While more details about the challengers’ finances will emerge in coming months as campaign season gets fully underway, Mosely and Kurani have both raised more than $130,000 in the initial months of their campaign, according to campaign finance data.
Meanwhile, Rollins’ campaign reported raising more than $100,000 in the first 24 hours after announcing his campaign in November.
While he hasn’t had many close races in recent years, Calvert noted he has won some tightly contested races in the 1990s and 2000s, experiences that taught him how to engage with a wide range of ideological voters.
“This (new) district, though it’s not as conservative as the district I’m representing today, it’s still about half the advantage that I have today, as far as registration is concerned,” Calvert said, noting the valley has many non-party-affiliated voters. “Obviously, you got to get out and convince people to vote for you … It’s still a Republican district to some degree, but not nearly as Republican as the former one.”

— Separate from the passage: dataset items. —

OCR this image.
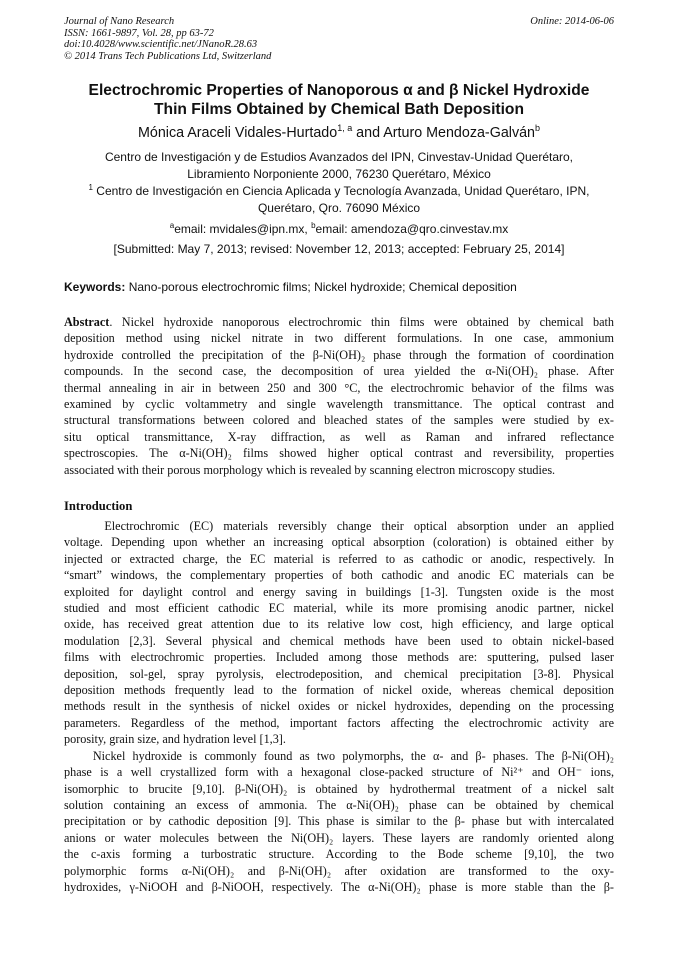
Journal of Nano Research
ISSN: 1661-9897, Vol. 28, pp 63-72
doi:10.4028/www.scientific.net/JNanoR.28.63
© 2014 Trans Tech Publications Ltd, Switzerland
Online: 2014-06-06
Electrochromic Properties of Nanoporous α and β Nickel Hydroxide
Thin Films Obtained by Chemical Bath Deposition
Mónica Araceli Vidales-Hurtado$^{1, a}$ and Arturo Mendoza-Galván$^b$
Centro de Investigación y de Estudios Avanzados del IPN, Cinvestav-Unidad Querétaro,
Libramiento Norponiente 2000, 76230 Querétaro, México
$^1$ Centro de Investigación en Ciencia Aplicada y Tecnología Avanzada, Unidad Querétaro, IPN,
Querétaro, Qro. 76090 México
$^a$email: mvidales@ipn.mx, $^b$email: amendoza@qro.cinvestav.mx
[Submitted: May 7, 2013; revised: November 12, 2013; accepted: February 25, 2014]
Keywords: Nano-porous electrochromic films; Nickel hydroxide; Chemical deposition
Abstract. Nickel hydroxide nanoporous electrochromic thin films were obtained by chemical bath
deposition method using nickel nitrate in two different formulations. In one case, ammonium
hydroxide controlled the precipitation of the β-Ni(OH)₂ phase through the formation of coordination
compounds. In the second case, the decomposition of urea yielded the α-Ni(OH)₂ phase. After
thermal annealing in air in between 250 and 300 °C, the electrochromic behavior of the films was
examined by cyclic voltammetry and single wavelength transmittance. The optical contrast and
structural transformations between colored and bleached states of the samples were studied by ex-
situ optical transmittance, X-ray diffraction, as well as Raman and infrared reflectance
spectroscopies. The α-Ni(OH)₂ films showed higher optical contrast and reversibility, properties
associated with their porous morphology which is revealed by scanning electron microscopy studies.
Introduction
Electrochromic (EC) materials reversibly change their optical absorption under an applied
voltage. Depending upon whether an increasing optical absorption (coloration) is obtained either by
injected or extracted charge, the EC material is referred to as cathodic or anodic, respectively. In
“smart” windows, the complementary properties of both cathodic and anodic EC materials can be
exploited for daylight control and energy saving in buildings [1-3]. Tungsten oxide is the most
studied and most efficient cathodic EC material, while its more promising anodic partner, nickel
oxide, has received great attention due to its relative low cost, high efficiency, and large optical
modulation [2,3]. Several physical and chemical methods have been used to obtain nickel-based
films with electrochromic properties. Included among those methods are: sputtering, pulsed laser
deposition, sol-gel, spray pyrolysis, electrodeposition, and chemical precipitation [3-8]. Physical
deposition methods frequently lead to the formation of nickel oxide, whereas chemical deposition
methods result in the synthesis of nickel oxides or nickel hydroxides, depending on the processing
parameters. Regardless of the method, important factors affecting the electrochromic activity are
porosity, grain size, and hydration level [1,3].
Nickel hydroxide is commonly found as two polymorphs, the α- and β- phases. The β-Ni(OH)₂
phase is a well crystallized form with a hexagonal close-packed structure of Ni²⁺ and OH⁻ ions,
isomorphic to brucite [9,10]. β-Ni(OH)₂ is obtained by hydrothermal treatment of a nickel salt
solution containing an excess of ammonia. The α-Ni(OH)₂ phase can be obtained by chemical
precipitation or by cathodic deposition [9]. This phase is similar to the β- phase but with intercalated
anions or water molecules between the Ni(OH)₂ layers. These layers are randomly oriented along
the c-axis forming a turbostratic structure. According to the Bode scheme [9,10], the two
polymorphic forms α-Ni(OH)₂ and β-Ni(OH)₂ after oxidation are transformed to the oxy-
hydroxides, γ-NiOOH and β-NiOOH, respectively. The α-Ni(OH)₂ phase is more stable than the β-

Several months remain before California’s June 2022 primary elections — at which point Calvert’s top challenger would likely face off against him in the November general election, with the help of liberals seeking to oust the long-time representative.
“We Democrats are going to have to work very hard and very strongly to ensure that Ken Calvert does not go back to Washington,” Kurpiewski said.